Following on from our last blog post where we looked at backend as a service, and moving to a micro-services architecture, we’ll now look at Platform as a Service and what it aims to do.
Removing the complexity of managing servers is what “platform-as-a-service” aims to do. It’s pretty similar to the evolution from the physical server to the virtual server paradigm however, this time it goes beyond virtualising physical assets and provides deeper, lighter-weight and faster virtualisation, whilst (more importantly) providing an opinionated set of principles that allow developers to design applications faster.
These principles encompass things like micro-services architecture (where applications are separated into very small independent units), idempotent deployments (achieving the same results when deployed several times) and many other principles covered in the 12-factor application manifesto (12factor.net). By adopting these principles at the application layer, assumptions can be made about how to build out supporting infrastructure platforms. The benefits of which are common approaches to failure and recovery and simplification of scaling operations.
PaaS allows service providers to offer developers infrastructure where they can deploy their application’s in containers, safe in the knowledge that they will be managed effectively so that they remain highly available and scale without issue and with no need to manage servers.
Backend as a Service
As always new technology brings new challenges and that is the case with PaaS. Many third-party applications required to support a development team (e.g. databases, DNS, Message queues) either don’t suit containers, because they don’t adhere to the principles like stateless deployments or they require domain-specific knowledge that is expensive to resource and doesn’t provide any direct value to the business e.g. managing DNS. These services are often described using analogies like managing pets and cattle.
Essentially older applications are seen as pets, where you care for their needs attentively, you name them and nurture them, and the effort that you expend in caring for them is high. With containerised applications, it is more like farming cattle where in you treat them all similarly, you give them numbers rather than names and if they get sick you kill them off and get a new one.
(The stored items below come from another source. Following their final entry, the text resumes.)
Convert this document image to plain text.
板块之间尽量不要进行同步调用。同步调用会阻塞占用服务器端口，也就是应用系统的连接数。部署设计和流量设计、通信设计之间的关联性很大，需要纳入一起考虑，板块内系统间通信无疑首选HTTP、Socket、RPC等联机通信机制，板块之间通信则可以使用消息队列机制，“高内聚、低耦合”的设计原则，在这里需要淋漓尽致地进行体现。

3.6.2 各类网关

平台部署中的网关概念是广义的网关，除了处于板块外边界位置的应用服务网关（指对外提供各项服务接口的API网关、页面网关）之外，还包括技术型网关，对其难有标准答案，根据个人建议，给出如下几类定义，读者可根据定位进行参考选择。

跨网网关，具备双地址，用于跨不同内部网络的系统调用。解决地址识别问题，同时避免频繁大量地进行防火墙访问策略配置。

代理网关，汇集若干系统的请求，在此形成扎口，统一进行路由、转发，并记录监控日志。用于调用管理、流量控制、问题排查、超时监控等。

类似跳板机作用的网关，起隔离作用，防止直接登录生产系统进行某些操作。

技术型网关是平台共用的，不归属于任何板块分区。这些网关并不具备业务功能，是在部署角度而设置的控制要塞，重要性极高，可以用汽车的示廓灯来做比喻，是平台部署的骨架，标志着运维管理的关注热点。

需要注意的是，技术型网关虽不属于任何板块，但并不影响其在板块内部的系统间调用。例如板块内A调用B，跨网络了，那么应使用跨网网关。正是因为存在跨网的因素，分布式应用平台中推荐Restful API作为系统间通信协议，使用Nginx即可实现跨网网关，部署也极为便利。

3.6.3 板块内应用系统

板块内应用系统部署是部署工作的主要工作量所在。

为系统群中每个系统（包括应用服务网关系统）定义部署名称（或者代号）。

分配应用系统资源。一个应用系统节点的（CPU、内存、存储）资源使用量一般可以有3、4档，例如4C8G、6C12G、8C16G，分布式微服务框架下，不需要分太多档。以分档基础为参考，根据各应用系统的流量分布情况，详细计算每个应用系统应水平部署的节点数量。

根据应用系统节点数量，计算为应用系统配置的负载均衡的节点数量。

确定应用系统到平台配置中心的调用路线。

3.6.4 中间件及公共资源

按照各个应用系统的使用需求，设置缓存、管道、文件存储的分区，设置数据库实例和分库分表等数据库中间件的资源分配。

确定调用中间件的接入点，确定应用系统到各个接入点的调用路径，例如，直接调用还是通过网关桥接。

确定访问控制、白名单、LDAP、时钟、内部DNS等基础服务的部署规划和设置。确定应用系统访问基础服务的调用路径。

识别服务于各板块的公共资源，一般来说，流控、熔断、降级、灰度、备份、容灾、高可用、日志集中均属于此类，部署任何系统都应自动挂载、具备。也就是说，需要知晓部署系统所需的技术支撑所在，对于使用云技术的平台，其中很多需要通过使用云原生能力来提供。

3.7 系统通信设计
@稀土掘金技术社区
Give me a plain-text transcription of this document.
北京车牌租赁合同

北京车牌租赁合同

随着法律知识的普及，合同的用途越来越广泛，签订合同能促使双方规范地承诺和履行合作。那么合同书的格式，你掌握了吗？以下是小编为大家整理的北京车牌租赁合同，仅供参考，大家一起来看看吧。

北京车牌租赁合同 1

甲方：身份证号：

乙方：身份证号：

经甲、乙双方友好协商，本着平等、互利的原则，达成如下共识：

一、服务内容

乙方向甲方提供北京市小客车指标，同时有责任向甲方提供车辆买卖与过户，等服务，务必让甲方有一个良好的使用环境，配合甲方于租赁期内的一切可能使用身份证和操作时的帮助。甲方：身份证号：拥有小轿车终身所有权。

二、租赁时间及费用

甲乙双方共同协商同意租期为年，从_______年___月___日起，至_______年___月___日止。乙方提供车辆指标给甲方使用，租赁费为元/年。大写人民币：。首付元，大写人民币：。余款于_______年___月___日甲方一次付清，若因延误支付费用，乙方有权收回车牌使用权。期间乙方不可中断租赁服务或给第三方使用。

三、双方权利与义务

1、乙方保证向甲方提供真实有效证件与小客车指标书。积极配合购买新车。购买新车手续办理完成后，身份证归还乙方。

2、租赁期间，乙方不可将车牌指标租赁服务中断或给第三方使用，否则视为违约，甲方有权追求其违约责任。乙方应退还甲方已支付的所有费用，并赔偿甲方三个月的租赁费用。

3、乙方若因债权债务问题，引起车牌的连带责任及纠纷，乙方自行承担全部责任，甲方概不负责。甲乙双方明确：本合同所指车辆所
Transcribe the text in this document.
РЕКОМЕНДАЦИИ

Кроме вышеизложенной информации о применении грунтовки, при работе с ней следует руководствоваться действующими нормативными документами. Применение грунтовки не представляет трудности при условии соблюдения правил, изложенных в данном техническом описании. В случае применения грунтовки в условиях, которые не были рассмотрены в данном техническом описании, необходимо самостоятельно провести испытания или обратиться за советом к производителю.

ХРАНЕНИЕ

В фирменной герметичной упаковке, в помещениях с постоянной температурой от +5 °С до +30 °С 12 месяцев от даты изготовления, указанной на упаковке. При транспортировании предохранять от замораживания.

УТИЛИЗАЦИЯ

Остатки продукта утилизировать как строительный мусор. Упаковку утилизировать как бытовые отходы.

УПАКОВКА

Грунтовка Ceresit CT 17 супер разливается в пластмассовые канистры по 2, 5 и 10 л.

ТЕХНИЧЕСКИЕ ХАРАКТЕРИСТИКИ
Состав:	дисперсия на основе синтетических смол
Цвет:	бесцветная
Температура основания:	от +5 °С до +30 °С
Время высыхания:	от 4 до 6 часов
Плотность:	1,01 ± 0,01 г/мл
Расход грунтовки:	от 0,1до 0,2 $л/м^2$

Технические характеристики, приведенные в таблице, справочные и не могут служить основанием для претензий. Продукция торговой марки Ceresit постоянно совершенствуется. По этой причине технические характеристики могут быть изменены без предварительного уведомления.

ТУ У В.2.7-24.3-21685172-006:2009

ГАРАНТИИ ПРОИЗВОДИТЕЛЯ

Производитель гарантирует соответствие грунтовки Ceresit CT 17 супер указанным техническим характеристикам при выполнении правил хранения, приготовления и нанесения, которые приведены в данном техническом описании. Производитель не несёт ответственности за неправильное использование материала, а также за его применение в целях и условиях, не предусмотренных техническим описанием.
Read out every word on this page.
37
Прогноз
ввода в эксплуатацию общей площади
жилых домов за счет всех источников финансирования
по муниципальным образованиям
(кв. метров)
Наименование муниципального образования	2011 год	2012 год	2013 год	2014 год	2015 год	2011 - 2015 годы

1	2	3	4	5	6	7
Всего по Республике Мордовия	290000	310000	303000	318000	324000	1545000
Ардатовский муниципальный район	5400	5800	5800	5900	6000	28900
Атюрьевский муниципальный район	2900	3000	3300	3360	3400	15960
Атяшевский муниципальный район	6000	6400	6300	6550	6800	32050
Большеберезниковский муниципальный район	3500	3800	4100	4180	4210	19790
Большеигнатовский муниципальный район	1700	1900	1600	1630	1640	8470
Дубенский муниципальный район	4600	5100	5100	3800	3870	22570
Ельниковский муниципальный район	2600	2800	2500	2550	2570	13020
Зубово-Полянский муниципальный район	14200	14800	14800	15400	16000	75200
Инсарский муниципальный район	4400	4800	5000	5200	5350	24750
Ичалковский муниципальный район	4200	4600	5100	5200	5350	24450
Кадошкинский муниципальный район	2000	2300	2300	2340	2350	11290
This has mean that teams adopting PaaS often end up with a half-way house, consuming PaaS for their own application whilst deploying and managing IaaS for the supporting applications like databases and message queues.
With BaaS, we further abstract the common third party solutions that are key to the success of modern containerised applications. Instead of the team managing and deploying the third-party applications like databases they concentrate on developing the custom business application and consume service endpoints for databases, message queues, load balancers etc. They get access to the functionality of the application without the burden of designing and managing the infrastructure operationally.
The diagram below describes this model.
This delivery model is incredibly powerful and frees developers to concentrate on writing code that drives direct value for their business.
Examples of these services are OpenStack Trove (database as a service), OpenStack Manilla (filesystem as a service), OpenStack designate (DNS as a service) all of which provide a simple API to drive the consumption of a service. For example, with Trove rather than:
- Designing a highly available database cluster
- Deploying servers
- Installing the relevant database software
- Configuring the database
- Creating a backup plan and executing periodically
The developer can run:
trove database-create databaseCluster my-new-db –character_set latin2 –collate latin2_general_ci
After the command executes the developer gets access to a connection string they can use within their application to store persistent data.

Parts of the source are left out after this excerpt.